I volontari sono entrati nel mirino della polizia greca per aver aiutato decine di migranti che stavano annegando nell’Egeo. In un barcone c’erano le rifugiate siriane Sarah Mardini e sua sorella Yusra, ambedue campionesse di nuoto che non hanno esitato a lanciarsi in mare e guidare a nuoto il barcone verso la salvezza. Anche se il suo caso ha commosso l’Europa e la sua storia è diventata una serie di Netflix, qualche anno più tardi, dopo aver preso la cittadinanza tedesca e aderito a un’organizzazione di solidarietà, Sarah Madrini è stata arrestata dalla polizia greca che ha lanciato contro di lei le pesantissime accuse che ora sono crollate. Ieri non era presente in tribunale poiché la Grecia le vieta l’ingresso per questioni di sicurezza nazionale.

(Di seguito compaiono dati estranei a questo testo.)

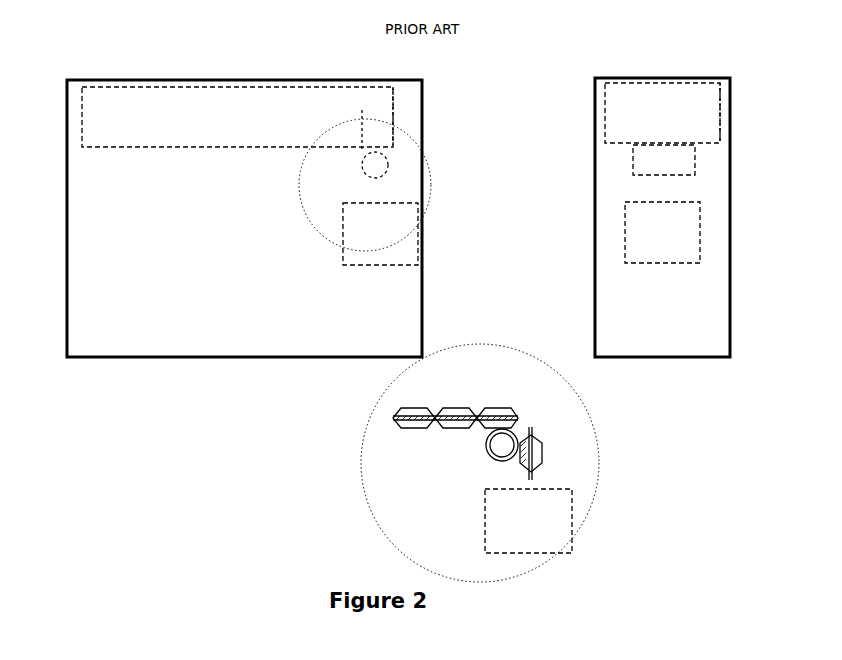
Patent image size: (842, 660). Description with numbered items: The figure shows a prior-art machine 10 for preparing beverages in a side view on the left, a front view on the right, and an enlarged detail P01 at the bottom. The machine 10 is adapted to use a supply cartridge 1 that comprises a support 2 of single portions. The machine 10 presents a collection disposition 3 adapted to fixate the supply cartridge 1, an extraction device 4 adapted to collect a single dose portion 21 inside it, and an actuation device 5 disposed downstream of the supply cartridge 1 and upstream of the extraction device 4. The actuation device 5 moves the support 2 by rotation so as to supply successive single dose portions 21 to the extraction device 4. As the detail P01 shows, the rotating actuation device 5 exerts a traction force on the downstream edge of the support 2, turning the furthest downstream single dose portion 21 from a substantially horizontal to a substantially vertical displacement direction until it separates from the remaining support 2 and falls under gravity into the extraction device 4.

The machine 10 is at (381, 205).
The supply cartridge 1 is at (347, 95).
The collection disposition 3 is at (570, 115).
The actuation device 5 is at (514, 288).
The extraction device 4 is at (534, 377).
The detail P01 is at (450, 350).
The support of single portions 2 is at (455, 411).
The single dose portion 21 is at (545, 453).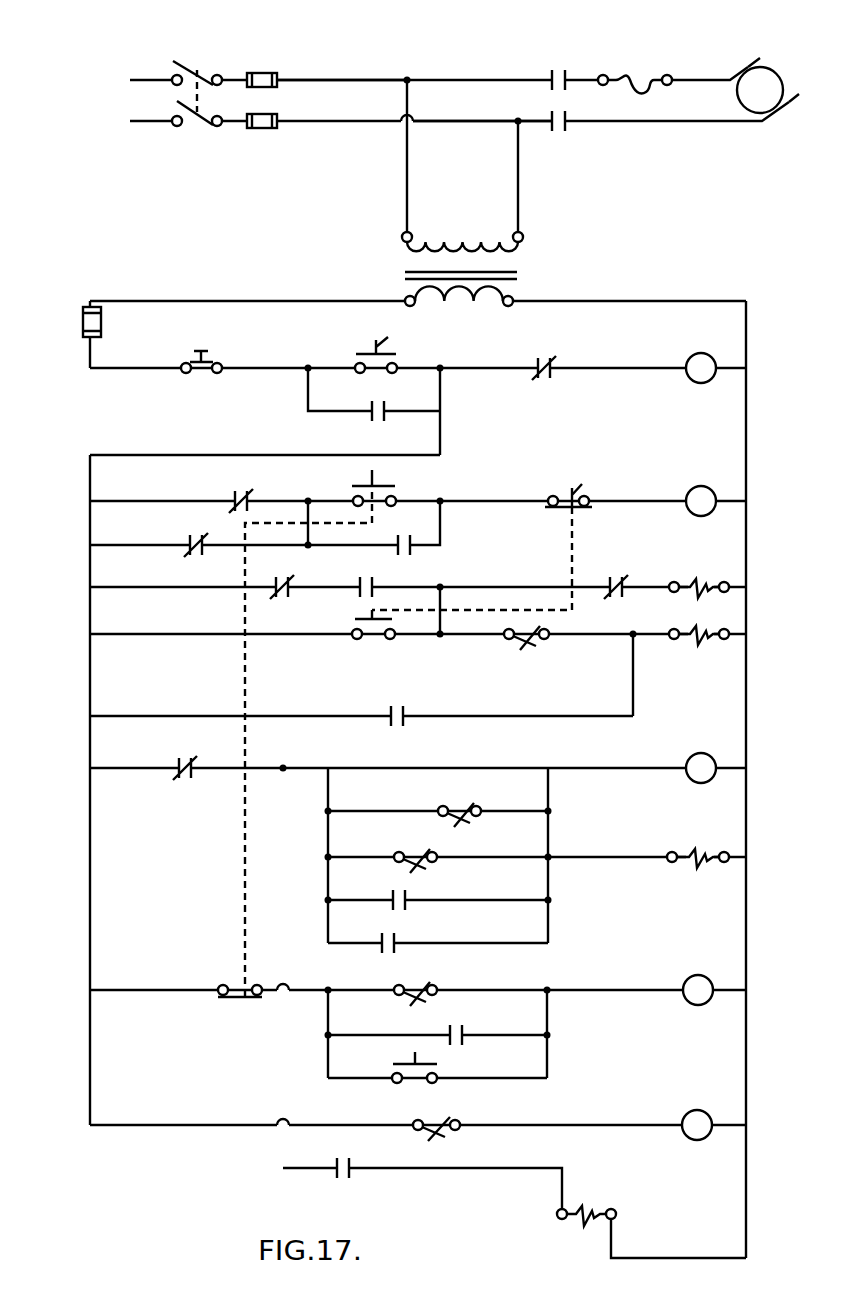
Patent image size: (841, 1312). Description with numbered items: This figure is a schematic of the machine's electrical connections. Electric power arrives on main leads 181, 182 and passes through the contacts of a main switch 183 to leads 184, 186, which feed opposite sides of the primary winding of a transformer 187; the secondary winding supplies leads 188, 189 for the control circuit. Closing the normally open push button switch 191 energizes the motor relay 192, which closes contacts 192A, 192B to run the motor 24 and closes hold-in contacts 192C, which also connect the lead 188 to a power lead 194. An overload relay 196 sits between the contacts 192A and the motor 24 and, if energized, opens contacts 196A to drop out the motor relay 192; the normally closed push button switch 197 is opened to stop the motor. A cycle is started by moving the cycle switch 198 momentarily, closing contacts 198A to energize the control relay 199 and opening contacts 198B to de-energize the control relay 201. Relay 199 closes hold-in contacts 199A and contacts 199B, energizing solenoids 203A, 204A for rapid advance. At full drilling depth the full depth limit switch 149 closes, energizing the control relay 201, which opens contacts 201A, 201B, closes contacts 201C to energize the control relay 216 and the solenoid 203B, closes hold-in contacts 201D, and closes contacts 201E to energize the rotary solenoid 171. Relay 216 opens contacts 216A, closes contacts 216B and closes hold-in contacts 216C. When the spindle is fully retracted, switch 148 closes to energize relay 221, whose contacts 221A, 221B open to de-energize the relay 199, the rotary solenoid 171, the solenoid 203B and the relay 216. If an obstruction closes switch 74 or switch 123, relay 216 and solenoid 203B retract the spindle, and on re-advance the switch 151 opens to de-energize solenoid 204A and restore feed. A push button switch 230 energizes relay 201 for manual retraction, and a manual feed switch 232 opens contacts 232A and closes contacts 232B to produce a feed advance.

The motor 24 is at (763, 74).
The switch 74 is at (458, 818).
The switch 123 is at (410, 856).
The limit switch 148 is at (445, 1136).
The full depth limit switch 149 is at (424, 988).
The switch 151 is at (528, 641).
The rotary solenoid 171 is at (584, 1210).
The main lead 181 is at (135, 123).
The main lead 182 is at (135, 79).
The main switch 183 is at (207, 80).
The lead 184 is at (462, 79).
The lead 186 is at (447, 124).
The transformer 187 is at (508, 272).
The lead 188 is at (140, 299).
The lead 189 is at (748, 322).
The normally open push button switch 191 is at (388, 349).
The motor relay 192 is at (700, 384).
The contacts 192A is at (566, 72).
The contacts 192B is at (568, 125).
The hold-in contacts 192C is at (370, 417).
The power lead 194 is at (88, 480).
The overload relay 196 is at (640, 80).
The contacts 196A is at (554, 369).
The normally closed push button switch 197 is at (204, 354).
The cycle switch 198 is at (244, 676).
The contacts 198A is at (373, 479).
The contacts 198B is at (236, 999).
The control relay 199 is at (700, 517).
The hold-in contacts 199A is at (413, 551).
The contacts 199B is at (358, 596).
The control relay 201 is at (698, 975).
The contacts 201A is at (187, 550).
The contacts 201B is at (293, 591).
The contacts 201C is at (400, 944).
The hold-in contacts 201D is at (465, 1036).
The contacts 201E is at (330, 1176).
The solenoid 203A is at (704, 590).
The solenoid 203B is at (694, 855).
The solenoid 204A is at (704, 635).
The control relay 216 is at (700, 752).
The contacts 216A is at (616, 586).
The contacts 216B is at (404, 716).
The hold-in contacts 216C is at (468, 900).
The relay 221 is at (692, 1110).
The contacts 221A is at (253, 499).
The contacts 221B is at (181, 775).
The manually operated normally open push button switch 230 is at (430, 1064).
The manual feed switch 232 is at (568, 542).
The contacts 232A is at (580, 491).
The contacts 232B is at (372, 643).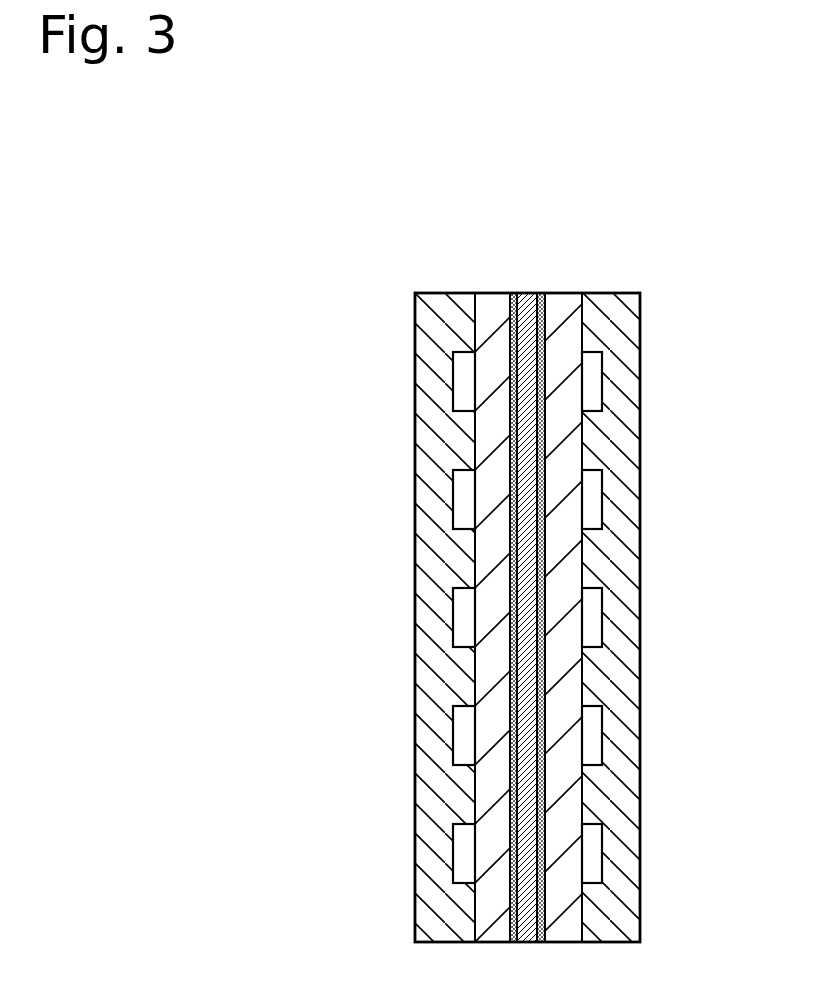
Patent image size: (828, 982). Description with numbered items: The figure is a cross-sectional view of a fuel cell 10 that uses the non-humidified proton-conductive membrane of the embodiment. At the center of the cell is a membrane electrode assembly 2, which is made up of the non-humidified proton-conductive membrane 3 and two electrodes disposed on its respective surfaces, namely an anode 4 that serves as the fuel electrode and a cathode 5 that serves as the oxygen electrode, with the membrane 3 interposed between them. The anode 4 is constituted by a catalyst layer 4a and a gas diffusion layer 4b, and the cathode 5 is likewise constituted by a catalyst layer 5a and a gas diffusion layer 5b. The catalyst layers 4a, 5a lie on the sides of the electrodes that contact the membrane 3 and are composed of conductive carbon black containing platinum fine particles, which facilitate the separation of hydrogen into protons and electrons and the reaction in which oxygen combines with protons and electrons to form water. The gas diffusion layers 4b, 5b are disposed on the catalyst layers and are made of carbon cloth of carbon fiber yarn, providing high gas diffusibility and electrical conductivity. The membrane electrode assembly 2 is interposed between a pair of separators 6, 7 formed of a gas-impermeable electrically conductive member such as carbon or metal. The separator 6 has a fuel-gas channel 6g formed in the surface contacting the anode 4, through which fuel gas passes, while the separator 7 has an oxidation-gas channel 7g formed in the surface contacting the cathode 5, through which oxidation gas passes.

Da molti anni il governo Mitsotakis sta spargendo il terrore nelle isole dell’Egeo, usando metodicamente il sistema di accusare chiunque di essere un trafficante. Come nel caso del giovanissimo arabo di nome Mohamed che ha preso il timone per salvare il barcone e i suoi 33 passeggeri e per questo è stato considerato un trafficante di esseri umani e condannato a ben 142 anni di detenzione. Solo pochi giorni fa, dopo quattro anni di galera, Mohamed è uscito di prigione.

Più di recente il capo dei procuratori Isidoros Doyakos ha ricevuto pressioni dai giornalisti di destra e ha chiesto alla Corte dell’isola di Kos di processare e condannare il direttore dell’Osservatorio greco degli Accordi di Helsinki Panayotis Dimitras. Detto fatto, la settimana scorsa a Dimitras è stato puntualmente vietato di occuparsi di diritti dell’uomo, di visitare le isole dell’Egeo, di lasciare il paese. Senza alcuna condanna, né imputazione, con una semplice decisione del procuratore. Come se in colonnelli fossero ancora al potere.